More recently, though, Nashville’s most visible rap export has been pushing a different expression, focusing publicly on charity work, and cultivating a more positive — and, he says, more accurate — public image.
With all the effort Young Buck’s been putting toward brightening up his image at home, why title a new album something as (at least rhyming-ly) confrontational as “Buck the World?”
“You gotta know what the title Buck the World means,” the 26-year-old rapper says. “It’s got a lot of different meanings. Some people think of it in a bad way, I’m thinkin’ ‘Buck the world’ — I’m all over the world.”
He’s been getting around, certainly, both literally and figuratively.
This summer, Young Buck is cutting a decent-sized swath across the country on tour through August.
In an era when rap and hip-hop stars are increasingly shying away from the live stage, the rapper’s commitment to it is a relative rarity. That coupled with his album’s solid early showing (“Buck the World” moved 347,000 copies, according to Nielsen SoundScan, since its March release) makes him a big live summer draw for rap fans.
Getting on stage is one of his favorite parts of the process, the rapper says, so it’s an easy commitment.
“You can make all the hot records you want, but I think fans really enjoy it when they can see that person,” Young Buck says. “I try to keep myself as open as possible. I’m a fan first and I came in the game watching the artists that I’m working with.”
He’s working with quite a few artists on “Buck the World” — some that you’ll expect, like well-known rap names Young Jeezy and Trick Daddy, and some that show him visiting other corners of the music world, like singer Chester Bennington of rock act Linkin Park.
Sonically and lyrically, Young Buck stretches out some on “Buck the World.” He follows his trademark hard-and-tough path on growling tracks like “Buss Yo’ Head,” but threads gospel-choir coos into “Get Buck” and a slow-jam thump into “U Ain’t Goin Nowhere.” In “Slow Ya Roll,” he waxes introspective and cautionary.
From the rapper’s perspective, the increasing breadth boils down to his reaching a point where he can show a more rounded picture of himself, musically and otherwise.
“At the end of the day you gotta look at my career,” he says. “I come up in the rap game with a group, G-Unit. I never came in the game as a solo artist. I still have a group that I’m in, but I’m at a point where I’m putting myself into my own position.”
The more positive mindset Young Buck has put himself in, he says, drew influence from a place you might not have expected: Howard Gentry, Nashville’s vice mayor and mayoral hopeful.

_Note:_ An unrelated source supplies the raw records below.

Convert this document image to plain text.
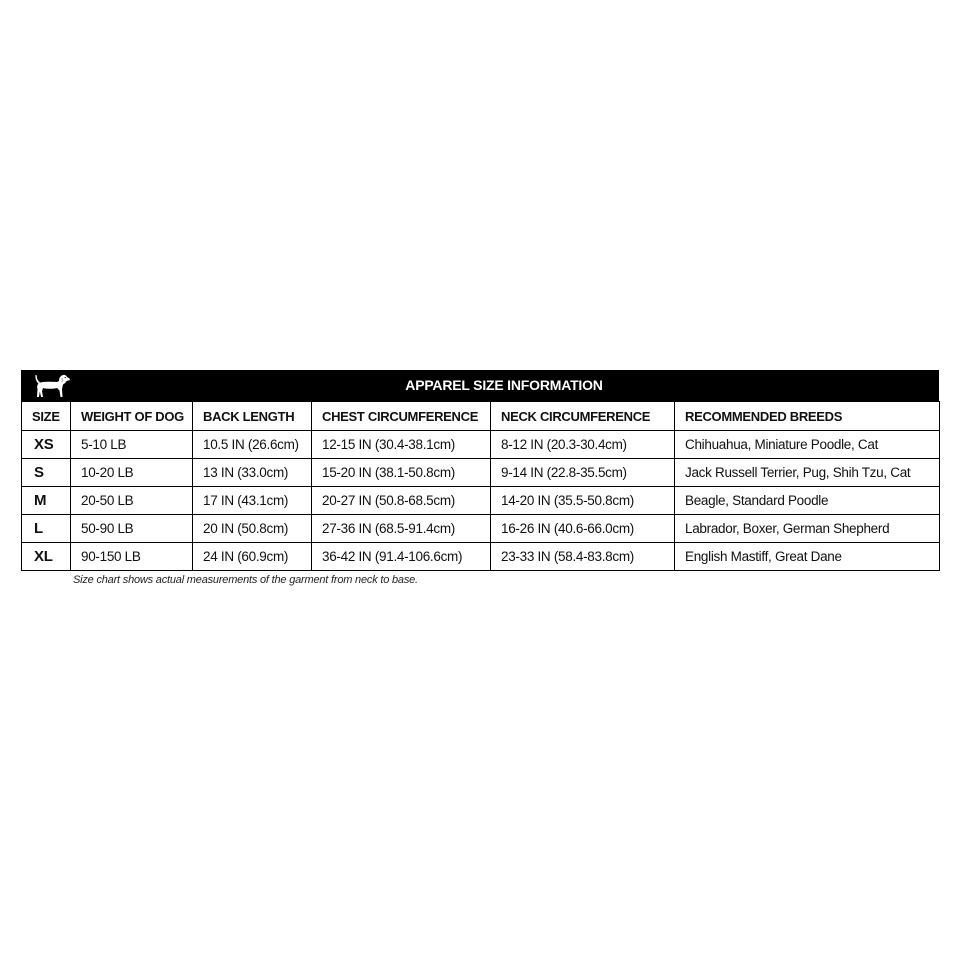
APPAREL SIZE INFORMATION
SIZE	WEIGHT OF DOG	BACK LENGTH	CHEST CIRCUMFERENCE	NECK CIRCUMFERENCE	RECOMMENDED BREEDS
XS	5-10 LB	10.5 IN (26.6cm)	12-15 IN (30.4-38.1cm)	8-12 IN (20.3-30.4cm)	Chihuahua, Miniature Poodle, Cat
S	10-20 LB	13 IN (33.0cm)	15-20 IN (38.1-50.8cm)	9-14 IN (22.8-35.5cm)	Jack Russell Terrier, Pug, Shih Tzu, Cat
M	20-50 LB	17 IN (43.1cm)	20-27 IN (50.8-68.5cm)	14-20 IN (35.5-50.8cm)	Beagle, Standard Poodle
L	50-90 LB	20 IN (50.8cm)	27-36 IN (68.5-91.4cm)	16-26 IN (40.6-66.0cm)	Labrador, Boxer, German Shepherd
XL	90-150 LB	24 IN (60.9cm)	36-42 IN (91.4-106.6cm)	23-33 IN (58.4-83.8cm)	English Mastiff, Great Dane
Size chart shows actual measurements of the garment from neck to base.
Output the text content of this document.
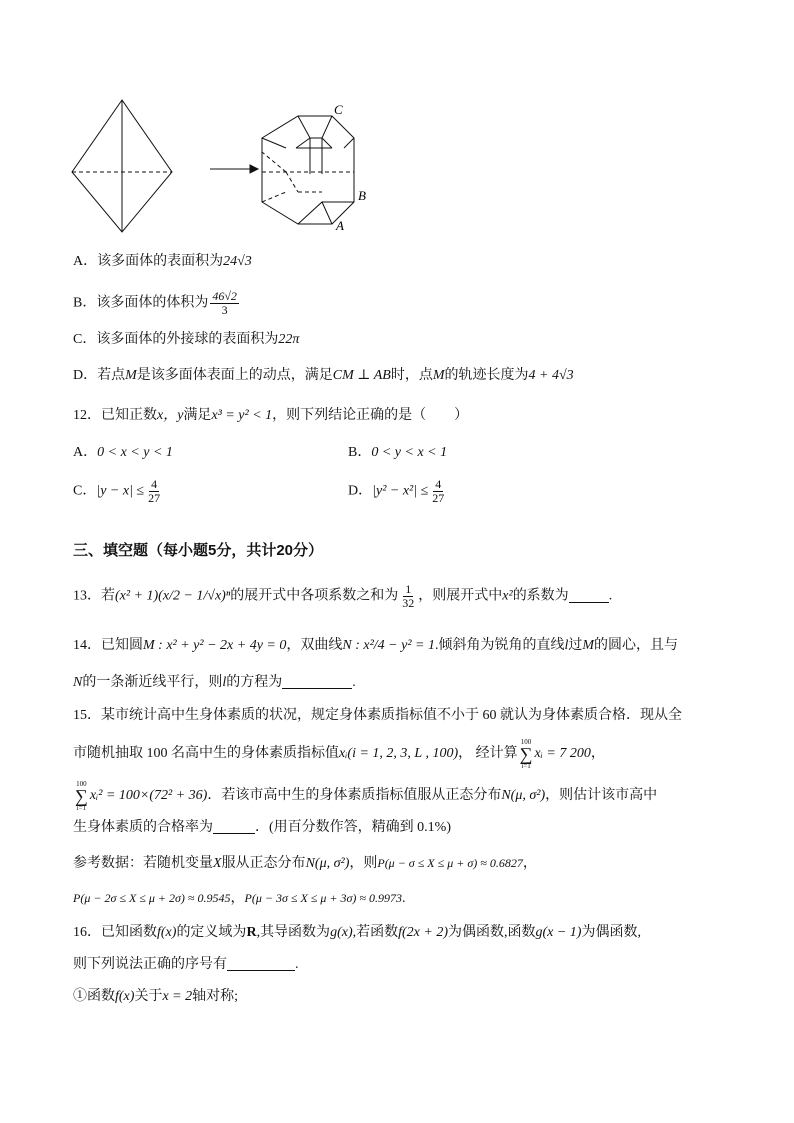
C
B
A
A．该多面体的表面积为24√3
B．该多面体的体积为 $\frac{46√2}{3}$
C．该多面体的外接球的表面积为22π
D．若点M是该多面体表面上的动点，满足CM ⊥ AB时，点M的轨迹长度为4 + 4√3
12．已知正数x，y满足x³ = y² < 1，则下列结论正确的是（　　）
A．0 < x < y < 1	B．0 < y < x < 1
C．$|y - x| \le \frac{4}{27}$	D．$|y^2 - x^2| \le \frac{4}{27}$
三、填空题（每小题5分，共计20分）
13．若(x² + 1)(x/2 − 1/√x)ⁿ的展开式中各项系数之和为 $\frac{1}{32}$ ，则展开式中x²的系数为	.
14．已知圆M : x² + y² − 2x + 4y = 0，双曲线N : x²/4 − y² = 1.倾斜角为锐角的直线l过M的圆心，且与
N的一条渐近线平行，则l的方程为	.
15．某市统计高中生身体素质的状况，规定身体素质指标值不小于 60 就认为身体素质合格．现从全
市随机抽取 100 名高中生的身体素质指标值xᵢ(i = 1, 2, 3, L , 100)， 经计算
100
∑
i=1
xᵢ = 7 200，
100
∑
i=1
xᵢ² = 100×(72² + 36)．若该市高中生的身体素质指标值服从正态分布N(μ, σ²)，则估计该市高中
生身体素质的合格率为	．(用百分数作答，精确到 0.1%)
参考数据：若随机变量X服从正态分布N(μ, σ²)，则P(μ − σ ≤ X ≤ μ + σ) ≈ 0.6827，
P(μ − 2σ ≤ X ≤ μ + 2σ) ≈ 0.9545，P(μ − 3σ ≤ X ≤ μ + 3σ) ≈ 0.9973.
16．已知函数f(x)的定义域为R,其导函数为g(x),若函数f(2x + 2)为偶函数,函数g(x − 1)为偶函数,
则下列说法正确的序号有	.
①函数f(x)关于x = 2轴对称;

“He came to me, sat me down like a man and really gave me his opinion on how I was carrying myself,” Young Buck says. The rapper’s reputation took a negative turn in 2004 following his connection to a stabbing at that year’s Vibe Awards show (Young Buck is currently on probation, having pled no contest to an assault charge).
Gentry’s nudging toward “pushing positive” turned out to be what the rapper calls one of the most influential conversations of his life.
Positive change continues to be a focus — Young Buck is particularly zeroed in on his new Cashville Records label, to which he’s already signed his own 615 group and storied, Tupac Shakur-founded rap group Tha Outlawz.
Cashville’s first release, the rapper says, will be a compilation of its artists, due in the coming months.
“I’m still growing as an artist,” he says. “My albums [are] only gonna get better and better. The business is only gonna get better and better, and the person is only gonna get better and better.”